When I try to open the files in `01.mgefinder/<genome>/` all the `.tsv` files are empty

Is there something that I am doing incorrectly, or is there another process that I should follow since my contigs are already pre-assembled?

I would love to be able to use MGEfinder, so any help would be very much appreciated! Thank you in advance!

Best regards,
Jack
durrantmm commented 4 years ago

Hi Jack, thanks for trying out MGEfinder. MGEfinder is intended to combine information from both raw (unassembled) sequencing reads and draft assemblies to increase the sensitivity of detection for large and repetitive insertions. Excluding raw reads from the analysis will severely limit how useful MGEfinder will be relative to other tools intended to identify structural variants, such as Mauve.

It is possible to create a workflow that circumvents the raw reads using MGEfinder, but it won't be as sensitive as if you use raw reads. Do you have the raw reads available?

jackarnold13 commented 4 years ago

Hi! Thanks for your quick response! I was originally using Mauve but compared to MGEfinder it seemed much more limited in terms of finding specifically MGEs for a larger set of organisms.

Unfortunately I do not have the raw reads available, just a database of pre-assembled contigs from a collaborator. How would I go about creating a workflow to circumvent the raw reads?

Thanks!

durrantmm commented 4 years ago

I can get this ready for you and I'll have it back to you soon.

jackarnold13 commented 4 years ago

Thank you so much! I appreciate all of you help! Would you like me to send you any example files?

durrantmm commented 4 years ago

I don't think that will be necessary, but if it is I'll let you know.

jackarnold13 commented 4 years ago

Sounds great, thanks!

durrantmm commented 4 years ago

Ok, here are the Snakefile and the config file you can use with the mgefinder workflow command.

workflow_noreads_config.yml.txt workflow_noreads.Snakefile.txt

You can delete your 00.bam directory, it doesn't need that. It only needs 00.assembly and 00.genome.
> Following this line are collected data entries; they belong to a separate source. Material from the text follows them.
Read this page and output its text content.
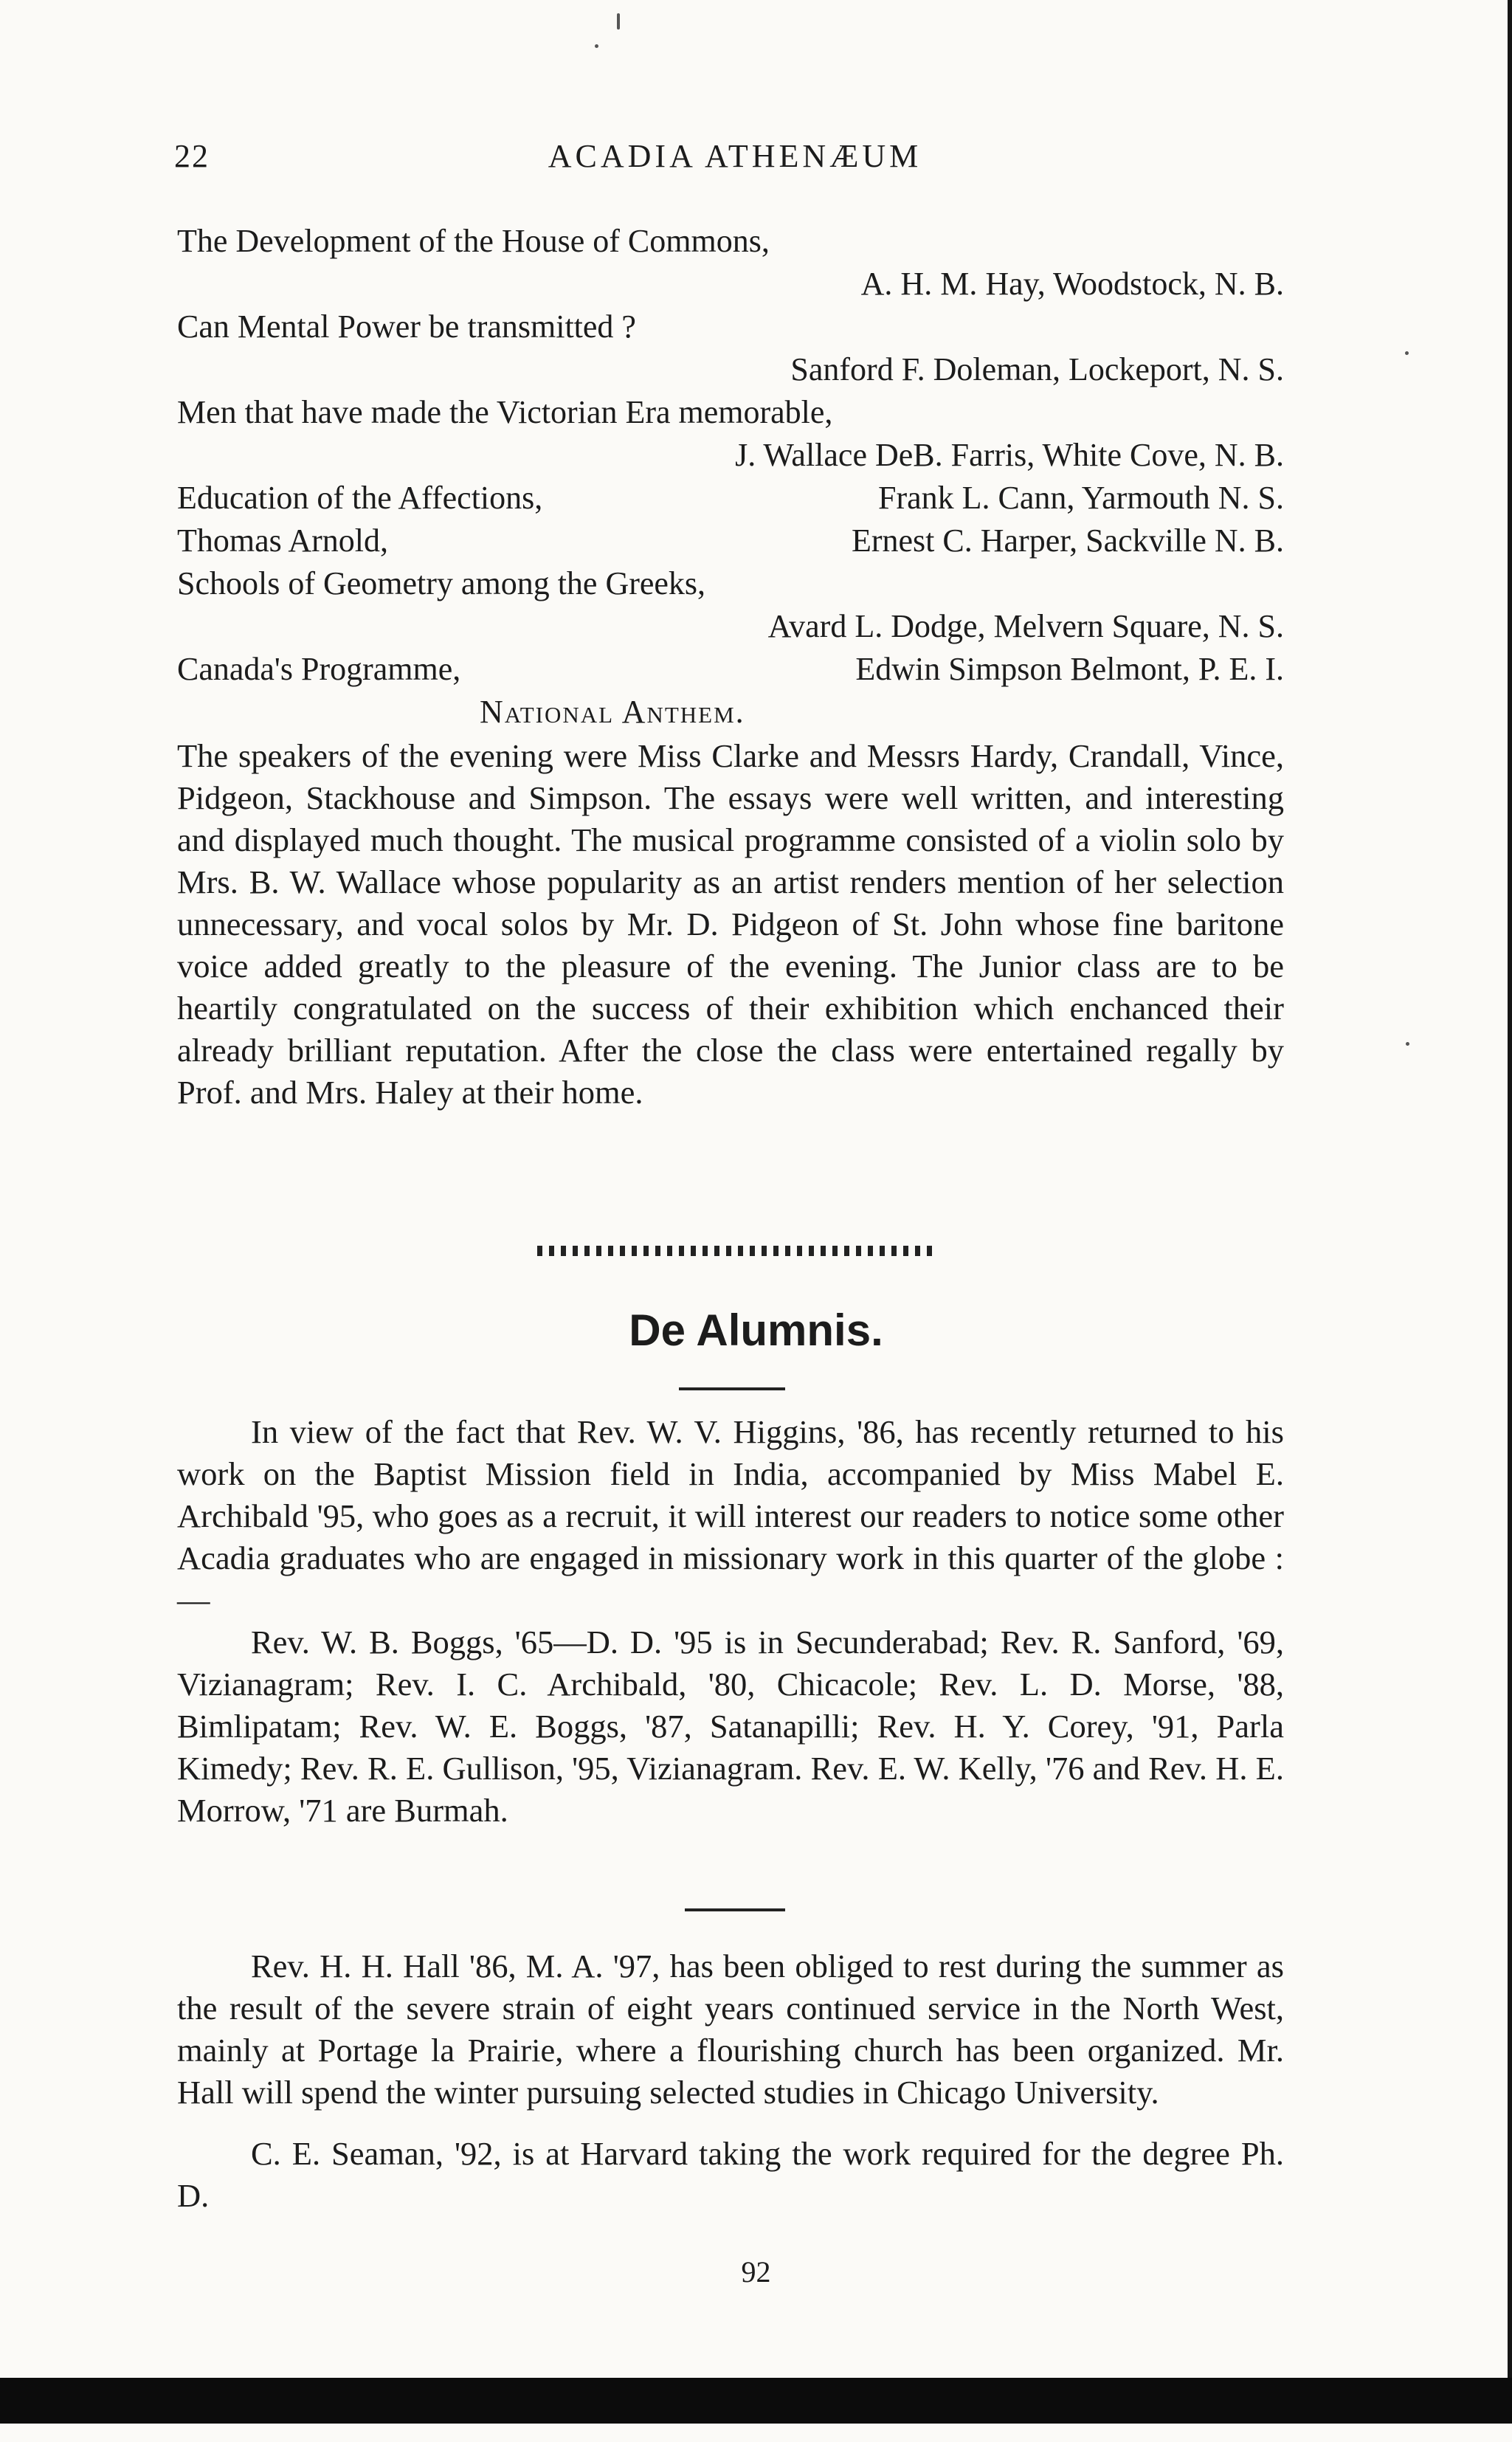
22	ACADIA ATHENÆUM
The Development of the House of Commons,
A. H. M. Hay, Woodstock, N. B.
Can Mental Power be transmitted ?
Sanford F. Doleman, Lockeport, N. S.
Men that have made the Victorian Era memorable,
J. Wallace DeB. Farris, White Cove, N. B.
Education of the Affections,	Frank L. Cann, Yarmouth N. S.
Thomas Arnold,	Ernest C. Harper, Sackville N. B.
Schools of Geometry among the Greeks,
Avard L. Dodge, Melvern Square, N. S.
Canada's Programme,	Edwin Simpson Belmont, P. E. I.
National Anthem.

The speakers of the evening were Miss Clarke and Messrs Hardy, Crandall, Vince, Pidgeon, Stackhouse and Simpson. The essays were well written, and interesting and displayed much thought. The musical programme consisted of a violin solo by Mrs. B. W. Wallace whose popularity as an artist renders mention of her selection unnecessary, and vocal solos by Mr. D. Pidgeon of St. John whose fine baritone voice added greatly to the pleasure of the evening. The Junior class are to be heartily congratulated on the success of their exhibition which enchanced their already brilliant reputation. After the close the class were entertained regally by Prof. and Mrs. Haley at their home.

De Alumnis.

In view of the fact that Rev. W. V. Higgins, '86, has recently returned to his work on the Baptist Mission field in India, accompanied by Miss Mabel E. Archibald '95, who goes as a recruit, it will interest our readers to notice some other Acadia graduates who are engaged in missionary work in this quarter of the globe :—

Rev. W. B. Boggs, '65—D. D. '95 is in Secunderabad; Rev. R. Sanford, '69, Vizianagram; Rev. I. C. Archibald, '80, Chicacole; Rev. L. D. Morse, '88, Bimlipatam; Rev. W. E. Boggs, '87, Satanapilli; Rev. H. Y. Corey, '91, Parla Kimedy; Rev. R. E. Gullison, '95, Vizianagram. Rev. E. W. Kelly, '76 and Rev. H. E. Morrow, '71 are Burmah.

Rev. H. H. Hall '86, M. A. '97, has been obliged to rest during the summer as the result of the severe strain of eight years continued service in the North West, mainly at Portage la Prairie, where a flourishing church has been organized. Mr. Hall will spend the winter pursuing selected studies in Chicago University.

C. E. Seaman, '92, is at Harvard taking the work required for the degree Ph. D.

92
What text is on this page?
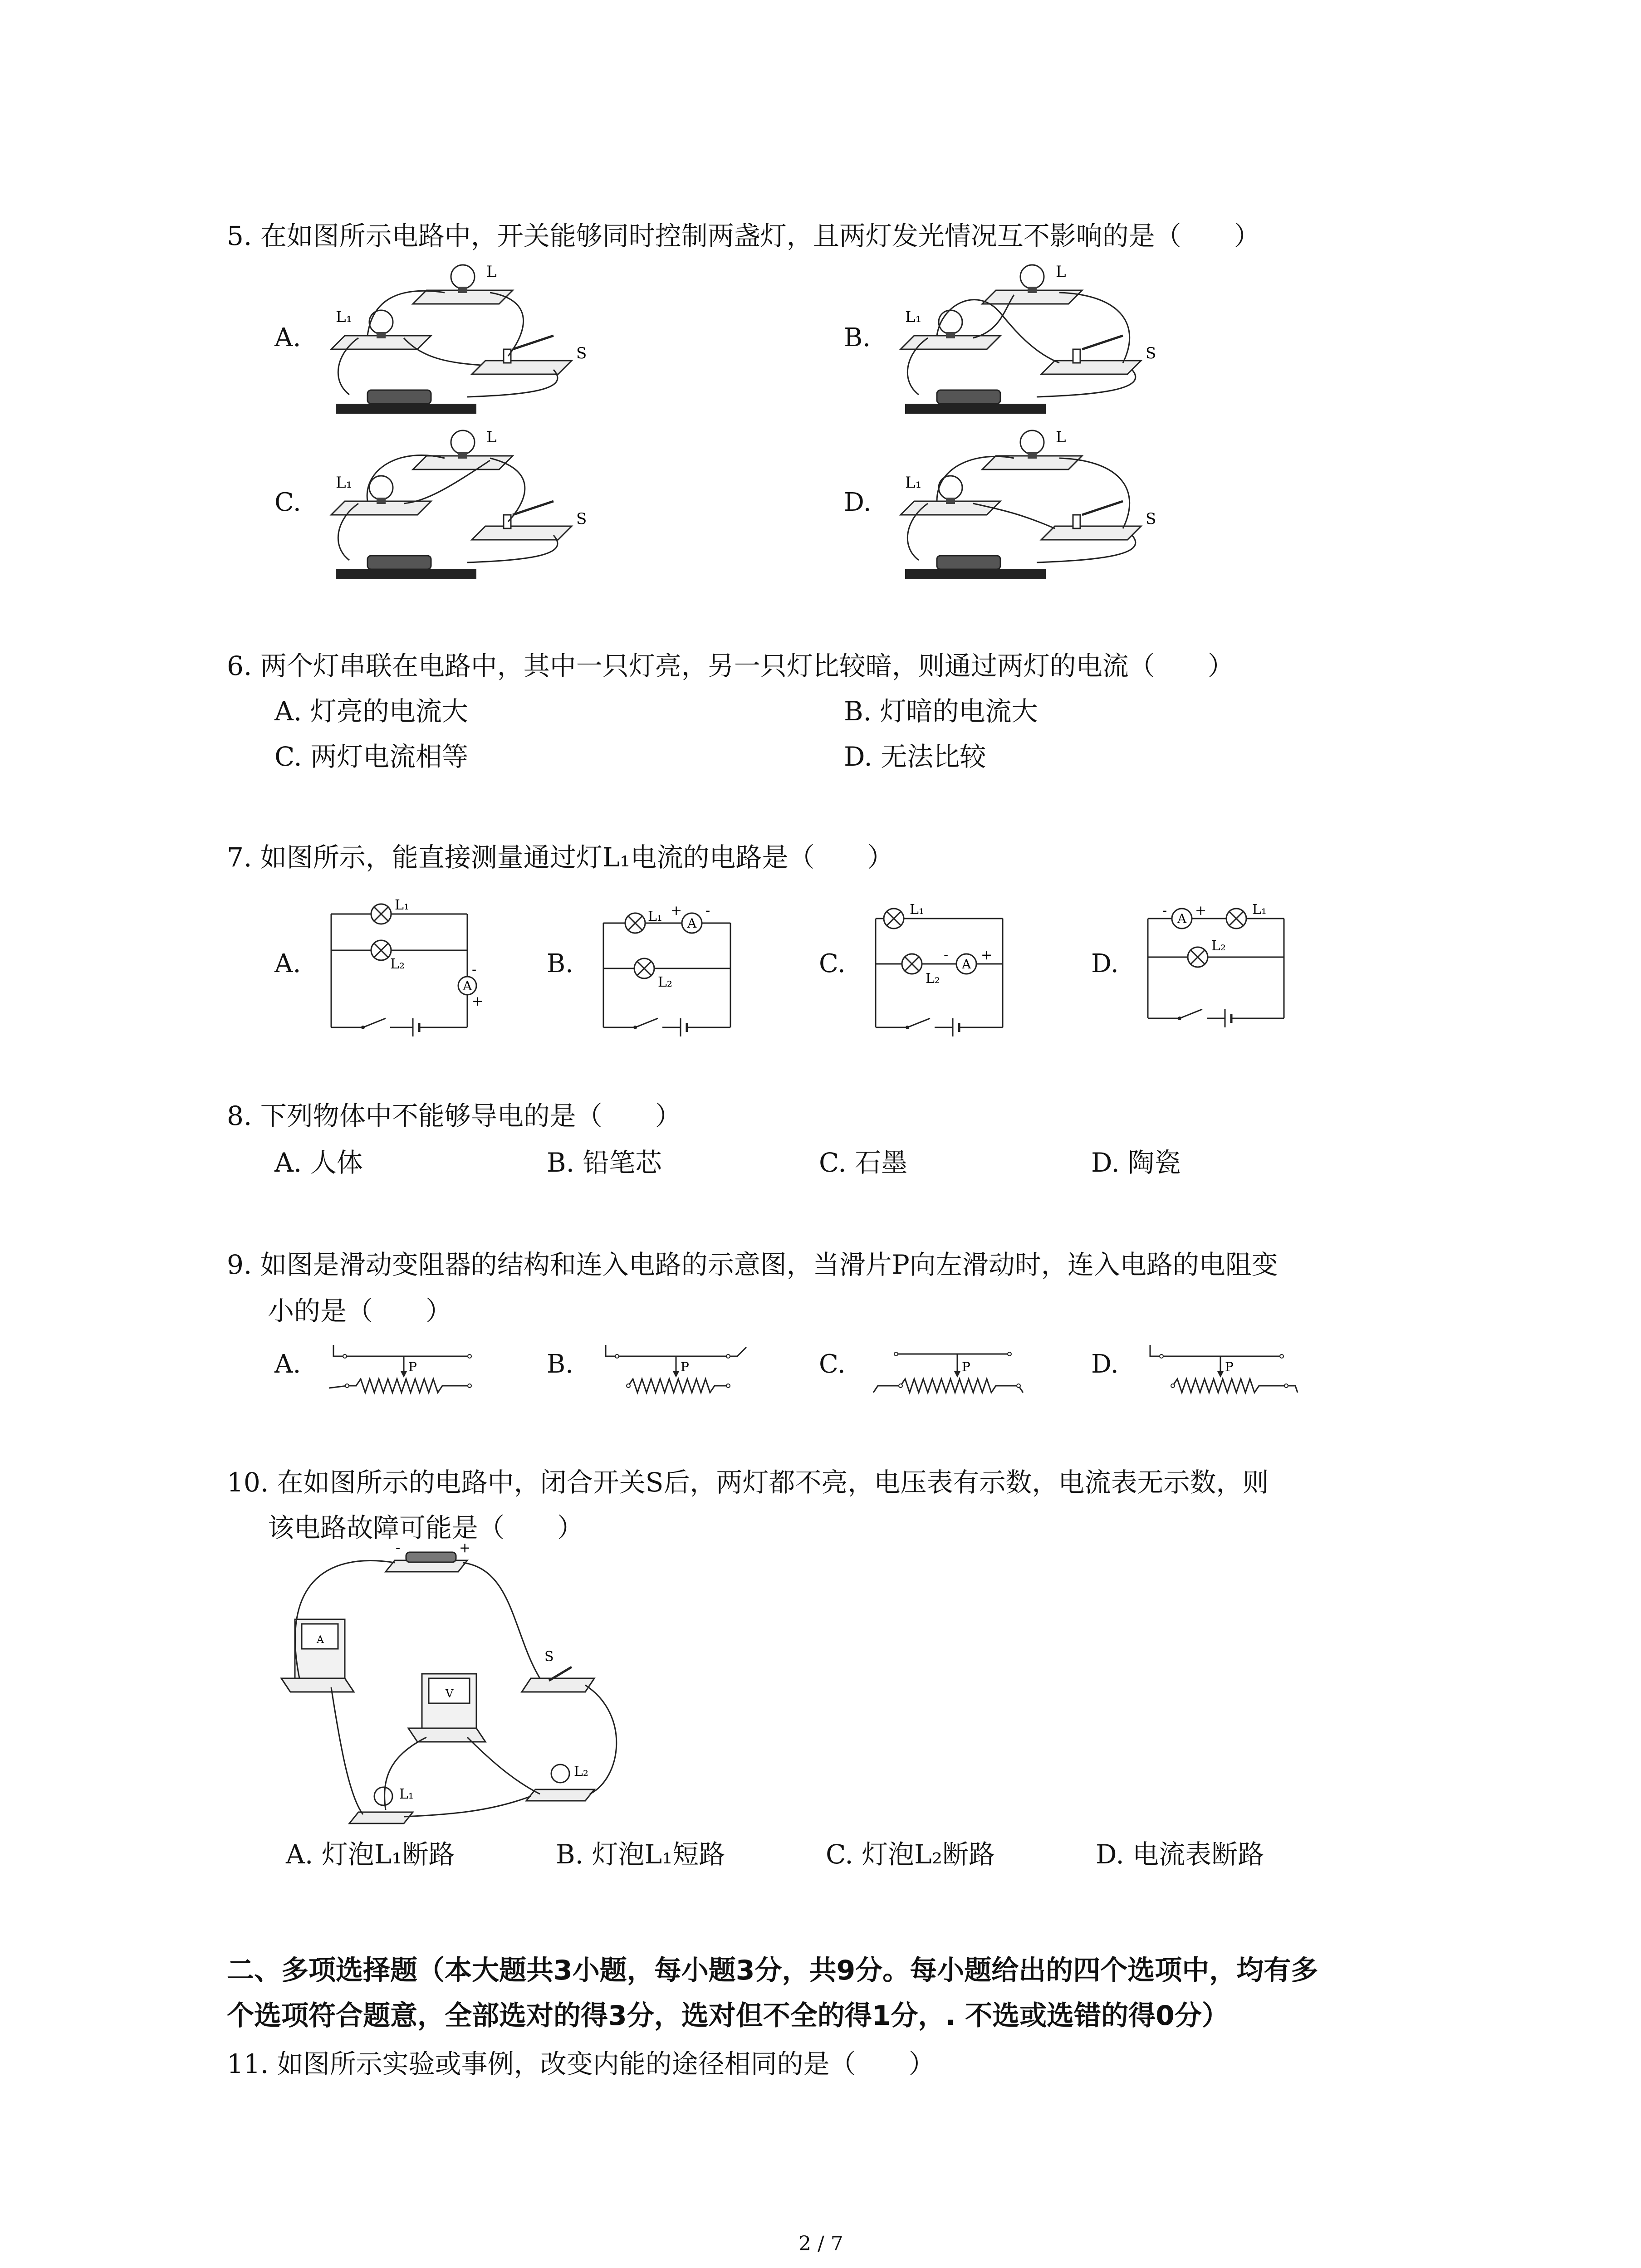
5. 在如图所示电路中，开关能够同时控制两盏灯，且两灯发光情况互不影响的是（　　）
A.
L
L₁
S
B.
L
L₁
S
C.
L
L₁
S
D.
L
L₁
S
6. 两个灯串联在电路中，其中一只灯亮，另一只灯比较暗，则通过两灯的电流（　　）
A. 灯亮的电流大	B. 灯暗的电流大
C. 两灯电流相等	D. 无法比较
7. 如图所示，能直接测量通过灯L₁电流的电路是（　　）
A.
A
L₁
L₂	-
+
B.
A
L₁ + -
L₂
C.	A
L₁
- +
L₂
D.
A
- +	L₁
L₂
8. 下列物体中不能够导电的是（　　）
A. 人体	B. 铅笔芯	C. 石墨	D. 陶瓷
9. 如图是滑动变阻器的结构和连入电路的示意图，当滑片P向左滑动时，连入电路的电阻变
小的是（　　）
A.	P	B.	P	C.	P	D.	P
10. 在如图所示的电路中，闭合开关S后，两灯都不亮，电压表有示数，电流表无示数，则
该电路故障可能是（　　）
-	+
A
V
S
L₁
L₂
A. 灯泡L₁断路	B. 灯泡L₁短路	C. 灯泡L₂断路	D. 电流表断路
二、多项选择题（本大题共3小题，每小题3分，共9分。每小题给出的四个选项中，均有多
个选项符合题意，全部选对的得3分，选对但不全的得1分，. 不选或选错的得0分）
11. 如图所示实验或事例，改变内能的途径相同的是（　　）
2 / 7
You can then analyze your working directory with the command mgefinder workflow --snakefile workflow_noreads.Snakefile.txt --configfile workflow_noreads_config.yml.txt workdir.

As I mentioned before, this approach will dramatically reduce sensitivity. When I run it on the tutorial dataset, I only identify 65% as many insertions as when I include the raw reads. I also am not sure what the precision would be, it could be identifying more false positives. I would be careful when interpreting your results.

Let me know if you have any issues or questions going forward.

jackarnold13 commented 4 years ago

Thank you so much! This workflow worked great and did exactly what I needed it to do, which is basically identifying potential MGEs so that I have targets to look at more closely from a larger dataset (as a starting point for a more in depth analysis - so 65% of the insertions should be plenty, even if some of them are also false positives).

Thank you again for all of your help, MGEfinder is a great tool and I'll let you know if I run into any more questions while using it!

Best, Jack

durrantmm commented 4 years ago

Happy to help! Can I ask what institution you are working at?

jackarnold13 commented 4 years ago

Of course! I'm at the University of Chicago, working jointly in the Mimee and the Nagler groups.